Companion Care: Why It Matters

In a world that seems to spin ever faster year after year, life can be bewildering for seniors. Technology that turns pedestrians into ersatz zombies, staring at their handheld devices, new cars silently whooshing down the street, cultural shifts that make even a trip to the supermarket a confusing experience are realities those comfortably ensconced in middle age may fail to recognize as frightening stressors for anyone over 65.

Now imagine facing those changes by yourself, alone save the occasional visit from a friend or family member, themselves absorbed and distracted by the demands of their own busy lives. Growing older can be very lonely too!

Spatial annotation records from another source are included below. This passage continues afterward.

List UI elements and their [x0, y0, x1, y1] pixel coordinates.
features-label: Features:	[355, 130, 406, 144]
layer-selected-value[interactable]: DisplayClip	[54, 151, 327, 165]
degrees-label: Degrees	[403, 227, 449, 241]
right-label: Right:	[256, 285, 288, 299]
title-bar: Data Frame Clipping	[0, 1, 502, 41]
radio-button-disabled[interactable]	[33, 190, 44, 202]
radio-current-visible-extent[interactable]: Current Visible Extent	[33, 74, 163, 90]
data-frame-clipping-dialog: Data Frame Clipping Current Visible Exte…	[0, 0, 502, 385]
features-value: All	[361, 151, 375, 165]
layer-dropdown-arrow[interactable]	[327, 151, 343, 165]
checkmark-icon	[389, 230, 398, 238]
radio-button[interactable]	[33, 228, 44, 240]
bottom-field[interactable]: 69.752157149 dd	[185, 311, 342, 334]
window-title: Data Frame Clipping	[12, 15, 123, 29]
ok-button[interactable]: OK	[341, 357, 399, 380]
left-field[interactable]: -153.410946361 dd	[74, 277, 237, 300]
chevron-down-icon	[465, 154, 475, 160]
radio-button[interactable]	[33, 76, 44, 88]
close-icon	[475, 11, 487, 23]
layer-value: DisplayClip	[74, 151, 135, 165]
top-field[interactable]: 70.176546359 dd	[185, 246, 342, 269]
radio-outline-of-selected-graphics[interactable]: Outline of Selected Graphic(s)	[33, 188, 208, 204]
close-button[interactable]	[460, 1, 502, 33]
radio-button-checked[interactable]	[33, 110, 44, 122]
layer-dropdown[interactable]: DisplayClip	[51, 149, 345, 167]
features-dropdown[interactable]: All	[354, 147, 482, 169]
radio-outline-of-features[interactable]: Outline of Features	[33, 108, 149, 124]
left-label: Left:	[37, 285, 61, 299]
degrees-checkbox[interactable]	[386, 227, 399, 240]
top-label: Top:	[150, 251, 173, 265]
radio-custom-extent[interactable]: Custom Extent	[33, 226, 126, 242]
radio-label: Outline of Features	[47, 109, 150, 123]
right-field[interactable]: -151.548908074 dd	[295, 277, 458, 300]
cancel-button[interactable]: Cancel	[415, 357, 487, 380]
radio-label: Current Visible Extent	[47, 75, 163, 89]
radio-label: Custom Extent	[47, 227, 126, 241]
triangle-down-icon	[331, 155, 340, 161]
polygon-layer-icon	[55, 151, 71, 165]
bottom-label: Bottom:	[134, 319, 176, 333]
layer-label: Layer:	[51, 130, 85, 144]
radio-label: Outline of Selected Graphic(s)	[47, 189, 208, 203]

Many of us overlook perhaps the most important benefit of in-home caregiving for seniors–and that is companionship. Sure, medication reminders and transportation to and from appointments and social occasions is important. If needed, help with daily hygiene is obviously essential. No one would deny that the safety and security of having a trained professional in-home with someone struggling with illness or the simple, age-related declines of motor and cognitive function that come with age would be unwelcome. And yet, what’s the best thing about having an in-home caregiver? The built in friend. After all, the power of human relationships is what drives us all. No matter how close a senior is with their family, typically family members just don’t have the time to provide that day-to-day companion care that is so critical to well being and functioning, no matter what one’s age.

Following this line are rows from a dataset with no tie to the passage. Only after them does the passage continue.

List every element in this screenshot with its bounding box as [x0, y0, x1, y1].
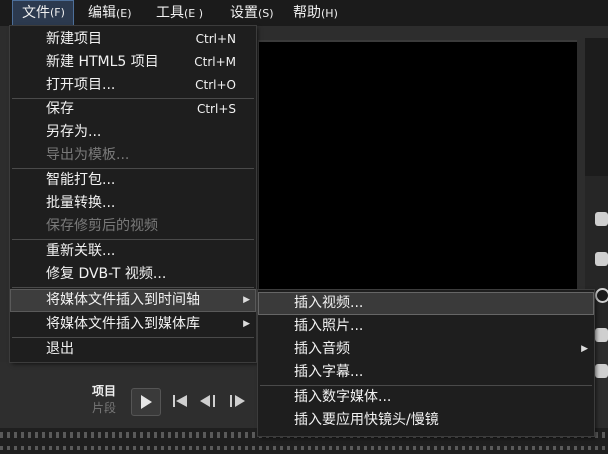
skip-back-icon: [173, 395, 187, 407]
file-menu: 新建项目 Ctrl+N 新建 HTML5 项目 Ctrl+M 打开项目... C…: [10, 26, 256, 362]
menu-tools-label: 工具: [156, 5, 184, 21]
player-panel: [0, 362, 258, 428]
play-button[interactable]: [131, 388, 161, 416]
monitor-icon[interactable]: [595, 364, 608, 378]
capture-icon[interactable]: [595, 252, 608, 266]
menu-item-label: 批量转换...: [46, 195, 116, 211]
menu-settings[interactable]: 设置(S): [230, 0, 286, 26]
menu-item-shortcut: Ctrl+M: [194, 55, 236, 69]
menu-item-insert-to-library[interactable]: 将媒体文件插入到媒体库 ▶: [10, 313, 256, 336]
menu-help-accel: (H): [321, 7, 338, 20]
menu-item-new-html5-project[interactable]: 新建 HTML5 项目 Ctrl+M: [10, 51, 256, 74]
menu-item-label: 修复 DVB-T 视频...: [46, 266, 167, 282]
menu-item-save[interactable]: 保存 Ctrl+S: [10, 98, 256, 121]
menu-item-batch-convert[interactable]: 批量转换...: [10, 192, 256, 215]
insert-to-timeline-submenu: 插入视频... 插入照片... 插入音频 ▶ 插入字幕... 插入数字媒体...…: [258, 290, 594, 436]
submenu-arrow-icon: ▶: [243, 295, 250, 305]
menu-item-label: 新建项目: [46, 31, 102, 47]
menu-item-repair-dvbt[interactable]: 修复 DVB-T 视频...: [10, 263, 256, 286]
menu-item-smart-package[interactable]: 智能打包...: [10, 169, 256, 192]
submenu-item-insert-speed-effect[interactable]: 插入要应用快镜头/慢镜: [258, 409, 594, 432]
step-back-icon: [200, 395, 215, 407]
menu-tools-accel: (E ): [184, 7, 204, 20]
menu-item-label: 插入字幕...: [294, 364, 364, 380]
menu-tools[interactable]: 工具(E ): [156, 0, 216, 26]
submenu-arrow-icon: ▶: [581, 344, 588, 354]
menu-item-relink[interactable]: 重新关联...: [10, 240, 256, 263]
menu-settings-accel: (S): [258, 7, 274, 20]
step-back-button[interactable]: [199, 394, 219, 412]
submenu-item-insert-photo[interactable]: 插入照片...: [258, 315, 594, 338]
menu-item-label: 保存: [46, 101, 74, 117]
clip-mode-label[interactable]: 片段: [92, 399, 116, 416]
menu-item-label: 导出为模板...: [46, 147, 130, 163]
menu-item-label: 保存修剪后的视频: [46, 218, 158, 234]
menu-item-shortcut: Ctrl+O: [195, 78, 236, 92]
menu-separator: [12, 287, 254, 288]
menu-item-label: 插入视频...: [294, 295, 364, 311]
menu-file-accel: (F): [50, 6, 65, 19]
menu-item-save-as[interactable]: 另存为...: [10, 121, 256, 144]
menu-edit[interactable]: 编辑(E): [88, 0, 144, 26]
menu-item-label: 插入照片...: [294, 318, 364, 334]
preview-window: [258, 40, 577, 298]
menu-help[interactable]: 帮助(H): [293, 0, 349, 26]
step-forward-icon: [230, 395, 245, 407]
menu-edit-label: 编辑: [88, 5, 116, 21]
menu-settings-label: 设置: [230, 5, 258, 21]
record-icon[interactable]: [595, 288, 608, 303]
menu-item-label: 将媒体文件插入到时间轴: [46, 292, 200, 308]
title-icon[interactable]: [595, 328, 608, 342]
menu-help-label: 帮助: [293, 5, 321, 21]
submenu-item-insert-subtitle[interactable]: 插入字幕...: [258, 361, 594, 384]
submenu-item-insert-digital-media[interactable]: 插入数字媒体...: [258, 386, 594, 409]
camera-icon[interactable]: [595, 212, 608, 226]
menu-item-label: 插入音频: [294, 341, 350, 357]
skip-back-button[interactable]: [172, 394, 190, 412]
menu-item-label: 重新关联...: [46, 243, 116, 259]
menu-item-label: 新建 HTML5 项目: [46, 54, 159, 70]
menu-item-exit[interactable]: 退出: [10, 338, 256, 361]
play-icon: [141, 395, 152, 409]
menu-item-new-project[interactable]: 新建项目 Ctrl+N: [10, 28, 256, 51]
menu-item-save-trimmed-video: 保存修剪后的视频: [10, 215, 256, 238]
project-mode-label[interactable]: 项目: [92, 382, 116, 399]
menu-file-label: 文件: [22, 5, 50, 21]
menu-item-label: 打开项目...: [46, 77, 116, 93]
timeline-ruler-lower: [0, 446, 608, 450]
menu-file[interactable]: 文件 (F): [12, 0, 74, 26]
menu-item-label: 另存为...: [46, 124, 102, 140]
menu-item-label: 智能打包...: [46, 172, 116, 188]
menu-item-label: 插入要应用快镜头/慢镜: [294, 412, 439, 428]
menu-item-export-template: 导出为模板...: [10, 144, 256, 167]
menubar: 文件 (F) 编辑(E) 工具(E ) 设置(S) 帮助(H): [0, 0, 608, 26]
submenu-item-insert-audio[interactable]: 插入音频 ▶: [258, 338, 594, 361]
menu-item-label: 插入数字媒体...: [294, 389, 392, 405]
menu-item-label: 将媒体文件插入到媒体库: [46, 316, 200, 332]
menu-edit-accel: (E): [116, 7, 132, 20]
menu-item-shortcut: Ctrl+N: [195, 32, 236, 46]
step-forward-button[interactable]: [228, 394, 248, 412]
submenu-item-insert-video[interactable]: 插入视频...: [258, 292, 594, 315]
submenu-arrow-icon: ▶: [243, 319, 250, 329]
menu-item-label: 退出: [46, 341, 74, 357]
menu-item-open-project[interactable]: 打开项目... Ctrl+O: [10, 74, 256, 97]
menu-item-insert-to-timeline[interactable]: 将媒体文件插入到时间轴 ▶: [10, 289, 256, 312]
menu-item-shortcut: Ctrl+S: [196, 102, 236, 116]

With an in-home caregiver, an older person doesn’t have to face the world alone. Daily living no longer becomes an obstacle race, but rather something to be enjoyed and shared. A professional, well-trained caregiver is not just an employee, but someone who truly enjoys being around older people. We find companion care is not only valued by clients, but is seen by families and clients alike as the single most important element of a long term care plan, no matter what the diagnosis.